An diesem Wochenende (15.-16. Juni) führten Vertreter aus mehr als 90 Nationen Gespräche darüber, wie Frieden in die Ukraine gebracht werden kann. Doch dieses Mal waren die Ziele bescheidener. Russland war weder eingeladen noch zeigte es Interesse an einer Teilnahme, was China, seinen Verbündeten, dazu veranlasste, das Treffen zu boykottieren.

Die Schweizer Gastgeber sagten, sie hofften lediglich, einige Grundlagen für künftige Verhandlungen auf dem langen Weg zum Frieden zu legen. Der ukrainische Präsident Wolodymyr Selenskyj bestand jedoch darauf, dass historische Ereignisse im Gange seien.

Die Ukraine-Friedenskonferenz begrüßte Nationen, die über die übliche Gästeliste bei pro-Kiew-Treffen hinausgingen, und versuchte, sich von den oft gegen westliche Mächte erhobenen Vorwürfen zu lösen, dass sie bei ihnen Anklang finden würden.

Der Präsident Kenias verurteilte Moskau und forderte „alle Kriegsparteien“ auf, „ihre Positionen abzuschwächen“, während der Außenminister Saudi-Arabiens von „schwierigen Verpflichtungen“ sprach, die eingegangen werden müssten.

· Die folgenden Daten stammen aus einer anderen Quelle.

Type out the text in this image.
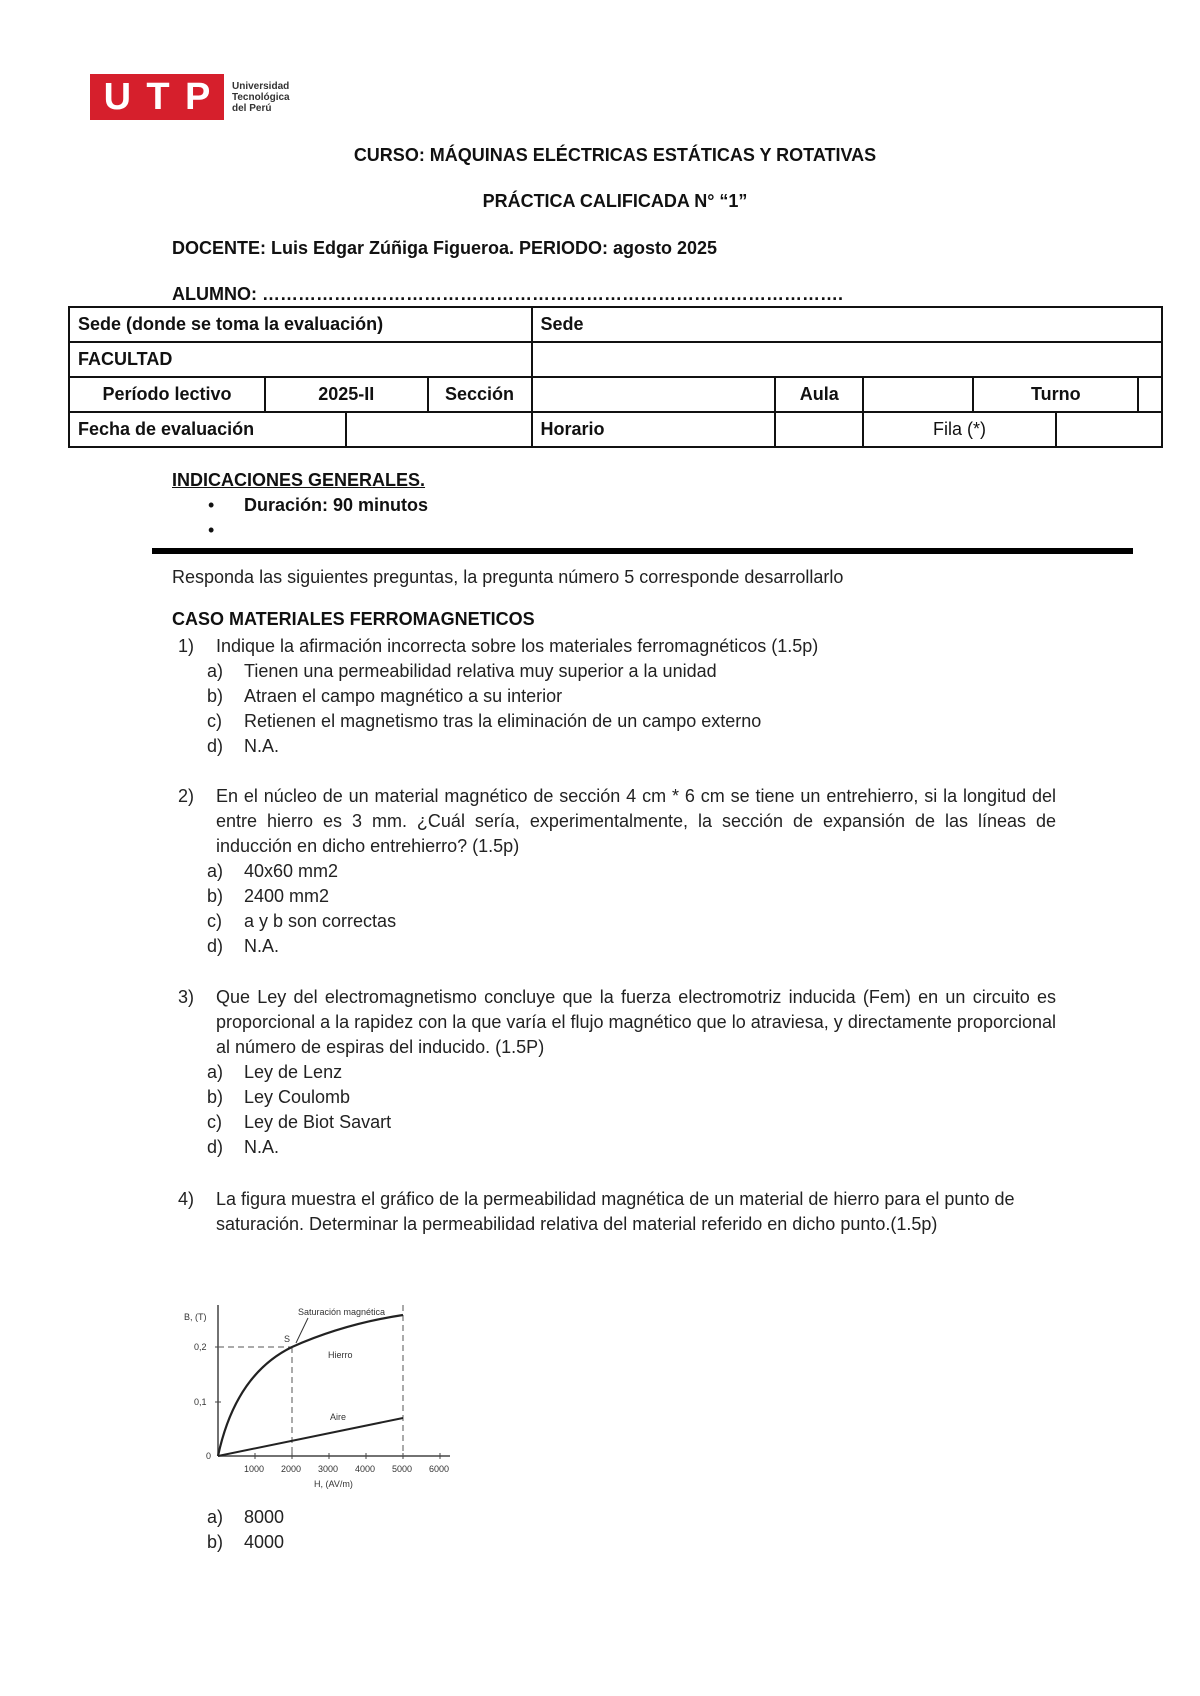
U T P Universidad
Tecnológica
del Perú
CURSO: MÁQUINAS ELÉCTRICAS ESTÁTICAS Y ROTATIVAS
PRÁCTICA CALIFICADA N° “1”
DOCENTE: Luis Edgar Zúñiga Figueroa. PERIODO: agosto 2025
ALUMNO: …………………………………………………………………………………….
Sede (donde se toma la evaluación)				Sede					
FACULTAD									
Período lectivo	2025-II		Sección		Aula		Turno		
Fecha de evaluación				Horario		Fila (*)			
INDICACIONES GENERALES.
• Duración: 90 minutos
•
Responda las siguientes preguntas, la pregunta número 5 corresponde desarrollarlo
CASO MATERIALES FERROMAGNETICOS
1) Indique la afirmación incorrecta sobre los materiales ferromagnéticos (1.5p)
a) Tienen una permeabilidad relativa muy superior a la unidad
b) Atraen el campo magnético a su interior
c) Retienen el magnetismo tras la eliminación de un campo externo
d) N.A.
2) En el núcleo de un material magnético de sección 4 cm * 6 cm se tiene un entrehierro, si la longitud del entre hierro es 3 mm. ¿Cuál sería, experimentalmente, la sección de expansión de las líneas de inducción en dicho entrehierro? (1.5p)
a) 40x60 mm2
b) 2400 mm2
c) a y b son correctas
d) N.A.
3) Que Ley del electromagnetismo concluye que la fuerza electromotriz inducida (Fem) en un circuito es proporcional a la rapidez con la que varía el flujo magnético que lo atraviesa, y directamente proporcional al número de espiras del inducido. (1.5P)
a) Ley de Lenz
b) Ley Coulomb
c) Ley de Biot Savart
d) N.A.
4) La figura muestra el gráfico de la permeabilidad magnética de un material de hierro para el punto de saturación. Determinar la permeabilidad relativa del material referido en dicho punto.(1.5p)
Saturación magnética
S
Hierro
Aire
B, (T)
0,2
0,1
0
1000 2000 3000 4000 5000 6000
H, (AV/m)
a) 8000
b) 4000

Es wurden Unterschiede zwischen denjenigen, die die Ukraine unterstützen, und einigen wichtigen Akteuren in Afrika, Asien und Lateinamerika festgestellt. Die Brüskierungen und Abwesenheiten sprachen für sich.

Aussage, die von der überwiegenden Mehrheit der Teilnehmer unterstützt wird

Die Gespräche gipfelten in einer Erklärung, die von der überwiegenden Mehrheit der Teilnehmer befürwortet wurde – etwa 80 Länder, darunter alle Mitglieder der Europäischen Union, die Vereinigten Staaten, Ghana, Kenia, Argentinien, Kolumbien, die Philippinen, Katar und Guatemala.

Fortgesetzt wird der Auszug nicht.